3 considerations for buying body armor

Once you've decided with level of ballistic protection best meets your working environment, consider comfort, camouflage and cost


By Andrew Butts, C1 Contributor

Body armor vests, often incorrectly called "bullet proof" vests, are a necessity for today's law enforcer. Offering protection against firearm attacks, body armor can also protect the wearer from slash and knife assaults and even blunt force trauma caused by impacts with steering wheels during automobile accidents.

The levels of ballistic protection offered are established by the National Institute of Justice, or NIJ for short. The NIJ is somewhat akin to Underwriter Laboratories and sets standards and monitors quality for many items related to law enforcement.

An officer displays a newly re-issued stab and ballistic vest. These vests are worn by all of the officers at the R.J. Donovan Correctional Facility. (Angela Carone/KPBS)
An officer displays a newly re-issued stab and ballistic vest. These vests are worn by all of the officers at the R.J. Donovan Correctional Facility. (Angela Carone/KPBS)

NIJ ballistic protection standards are broken down into levels with level II and III-A being commonly used to categorize protection levels offered against many of the more common handgun rounds and some loads of 00 buck. Basically, the higher the number, the higher the level of ballistic protection.

So how should officers choose the vest that best meets their professional needs? The first consideration should be the minimal ballistic protection available, which protects against the wearer's duty carry ammo. Having a vest that will offer protection against the ammo in your service weapon is critical and should not be overlooked. After this selection is made, the next level that should be considered is that which is likely to be encountered in your locale. An officer working in an inner city environment will likely have differing ballistic protection needs than a game warden in a rural setting. Be realistic with your most likely encountered threat and purchase accordingly.

Once you've decided with level of ballistic protection best meets your working environment, consider comfort, camouflage and cost. 

Comfort ties in directly with ballistic protection. The more protection offered, the heavier and thicker the vest. A Level III-A vest might offer an extremely high level of protection but such a vest is worthless if it’s so heavy and uncomfortable it gets left hanging in the station locker room. Talk to your local uniform supply store and ask some coworkers what they're wearing and how uncomfortable the vest is after a long day on patrol.
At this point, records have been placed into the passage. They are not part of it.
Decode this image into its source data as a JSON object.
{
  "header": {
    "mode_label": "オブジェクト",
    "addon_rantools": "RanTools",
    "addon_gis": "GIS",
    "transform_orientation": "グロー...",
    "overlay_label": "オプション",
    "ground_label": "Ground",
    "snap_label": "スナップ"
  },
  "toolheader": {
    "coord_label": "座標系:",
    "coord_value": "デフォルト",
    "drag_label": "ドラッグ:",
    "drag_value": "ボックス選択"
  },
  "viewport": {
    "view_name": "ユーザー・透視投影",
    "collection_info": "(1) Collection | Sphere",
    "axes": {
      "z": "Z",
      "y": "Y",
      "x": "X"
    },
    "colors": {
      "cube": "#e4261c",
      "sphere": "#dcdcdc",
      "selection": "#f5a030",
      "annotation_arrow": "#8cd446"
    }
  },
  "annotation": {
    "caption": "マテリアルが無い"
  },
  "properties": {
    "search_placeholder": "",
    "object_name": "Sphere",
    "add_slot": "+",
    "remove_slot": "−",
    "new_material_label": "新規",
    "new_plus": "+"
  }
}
In addition, a vest should be measured to fit your body type and weight and when properly measured, will also affect comfort. Comfort not only includes the bulk and weight of the vest but the comfort in inclement weather. I've found a vest to offer little warmth and insulation in cold weather but one can certainly make for an uncomfortable work day when temps climb into the 90's!

In such weather, you'll have to make the conscious decision to either wear the vest, be hot and try to acclimate or not wear it at all and take the chance. I personally don't want to take the chance.

Camouflage is the vest's ability to blend in with uniform wear. A vest worn under a uniform shirt is the best choice for camouflage as long as the cover shirt is tailored correctly. A current trend is to wear the vest in some type of exterior carrier that makes the vest easy to don and doff. If you go this route, make sure the vest cover closely matches the color of your uniform. Don't advertise the fact that you're wearing body armor just in case a potential attacker gets the idea that a head or pelvic shot might be his first course of action! Ideally, I would recommend wearing the vest underneath the shirt as much as possible, unless working in an area of high heat, when being able to remove the vest is paramount for comfort.

Cost is last on my list because, in a perfect world, an officer would be provided with a vest by the department or would receive an allotment to spend on such a purchase. But that's not always the case. If your agency doesn't offer some type of vest purchase program, ballistic protection can still be found for a fairly reasonable price. Just remember the NIJ standards outlined above and make sure a private purchase offers protection from your duty ammo.

Lastly, keep in mind that ballistic vests have only a five year service life. Chances are the vest will still perform long after the five year lifespan but there's no point in spending money on something that's going to expire in five years if you aren't going to use it! Buy wisely. Wear it daily!